- Directed by: Meredith Danluck
- Cinematography: Jake Burghart
- Music by: The Weight
- Production company: VICE Films
- Release date: March 18, 2010 (SXSW Film Festival);
- Running time: 91 min
- Country: United States
- Language: English

= The Ride (2010 film) =

The Ride is a documentary on professional bull riding. It was produced by Vice Media and directed by Meredith Danluck, after originally being created for VBS.tv. It premiered at the SXSW Film Festival in 2010.

==Synopsis==
With event footage, bull riding, pyrotechnics, and big arena rock and roll, The Ride goes through the lives of professional cowboys on the Professional Bull Riders circuit. The circuit is a tour of the top 45 bull riders in the world, consisting of roughly 32 stops a year around the US. The winner of the world title in Las Vegas also wins a million dollars.

==Cast==
- J.B. Mauney, professional bull rider
- Willy Ropp, Amish bull rider
- Flint Rasmussen, PBR arena entertainer
- Shorty Gorham, professional bullfighter
- Leann Hart, singer/songwriter
- Tom Teague, millionaire bucking bull breeder

==Production==
Filmed in 2008, it has an original score by Brooklyn band The Weight.

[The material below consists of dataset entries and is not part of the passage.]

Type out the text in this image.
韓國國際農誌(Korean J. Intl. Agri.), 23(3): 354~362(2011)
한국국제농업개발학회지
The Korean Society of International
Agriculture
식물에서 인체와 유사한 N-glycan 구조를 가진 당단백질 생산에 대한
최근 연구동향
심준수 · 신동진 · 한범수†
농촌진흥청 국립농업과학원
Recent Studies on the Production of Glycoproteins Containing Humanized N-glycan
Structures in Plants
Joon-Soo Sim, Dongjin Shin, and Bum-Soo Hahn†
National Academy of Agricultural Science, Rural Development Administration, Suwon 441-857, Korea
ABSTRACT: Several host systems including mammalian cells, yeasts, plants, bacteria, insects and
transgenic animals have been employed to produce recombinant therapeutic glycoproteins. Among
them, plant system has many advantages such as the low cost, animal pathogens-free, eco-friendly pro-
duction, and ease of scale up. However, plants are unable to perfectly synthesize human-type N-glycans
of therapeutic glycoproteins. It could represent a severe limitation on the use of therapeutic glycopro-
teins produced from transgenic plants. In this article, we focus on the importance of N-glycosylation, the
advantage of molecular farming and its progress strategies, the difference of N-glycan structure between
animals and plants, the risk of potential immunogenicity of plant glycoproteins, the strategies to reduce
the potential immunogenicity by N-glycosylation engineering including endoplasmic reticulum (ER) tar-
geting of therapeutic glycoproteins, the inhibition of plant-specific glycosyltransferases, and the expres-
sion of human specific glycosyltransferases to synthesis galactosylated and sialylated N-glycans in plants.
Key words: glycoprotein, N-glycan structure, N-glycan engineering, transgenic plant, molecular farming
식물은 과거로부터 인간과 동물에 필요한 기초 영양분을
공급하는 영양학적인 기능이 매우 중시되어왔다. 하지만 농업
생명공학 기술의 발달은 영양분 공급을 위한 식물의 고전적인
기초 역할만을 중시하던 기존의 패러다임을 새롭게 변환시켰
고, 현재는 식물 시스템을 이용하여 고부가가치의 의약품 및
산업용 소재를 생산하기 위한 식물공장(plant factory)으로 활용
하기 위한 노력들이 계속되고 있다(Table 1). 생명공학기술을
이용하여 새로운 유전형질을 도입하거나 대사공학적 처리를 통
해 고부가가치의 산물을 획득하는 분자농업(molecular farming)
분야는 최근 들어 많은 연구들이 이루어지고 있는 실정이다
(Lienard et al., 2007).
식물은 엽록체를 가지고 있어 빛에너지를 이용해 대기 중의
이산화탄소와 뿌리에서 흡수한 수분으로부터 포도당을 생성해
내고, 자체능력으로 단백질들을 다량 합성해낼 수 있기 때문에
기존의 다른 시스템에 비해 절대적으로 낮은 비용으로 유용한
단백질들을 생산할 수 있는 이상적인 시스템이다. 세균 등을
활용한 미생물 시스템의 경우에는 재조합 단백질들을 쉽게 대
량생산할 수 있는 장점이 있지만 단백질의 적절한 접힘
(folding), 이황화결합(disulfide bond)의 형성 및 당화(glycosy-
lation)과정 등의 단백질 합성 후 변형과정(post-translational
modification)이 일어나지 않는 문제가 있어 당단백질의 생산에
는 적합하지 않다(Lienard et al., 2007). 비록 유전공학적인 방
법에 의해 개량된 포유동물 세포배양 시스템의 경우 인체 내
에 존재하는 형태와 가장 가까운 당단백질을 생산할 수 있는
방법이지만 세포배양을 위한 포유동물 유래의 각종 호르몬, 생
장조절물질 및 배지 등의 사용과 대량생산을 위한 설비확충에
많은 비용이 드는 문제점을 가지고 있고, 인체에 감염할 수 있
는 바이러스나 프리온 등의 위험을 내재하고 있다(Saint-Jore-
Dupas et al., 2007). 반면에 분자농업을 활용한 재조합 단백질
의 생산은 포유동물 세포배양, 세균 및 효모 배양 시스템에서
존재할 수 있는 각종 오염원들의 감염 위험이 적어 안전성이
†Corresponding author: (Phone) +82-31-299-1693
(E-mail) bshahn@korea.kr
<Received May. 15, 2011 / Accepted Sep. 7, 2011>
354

Director Meredith Danluck and DP Jake Burghart both previously worked on the VBS.tv showcase entitled Toxic Garbage Island. It was produced by VICE Films as a presentation of a Jeff Yapp production.

==Release, reception==
It premiered in March 2010 at the SXSW Film Festival. According to a review in the Austinist, "People are the soul of a well-told story and Danluck is enamored with her down-home characters at the expense of a deeper look at the sport, its history and rules. Danluck’s not-quite-novel glimpses into rural southern culture eclipse the beautifully shot ringside action. She’s hooked on the rugged romance of cowboydom, from cattle to Coors, and less transfixed by the intricacies that lead these people into the bull’s eye."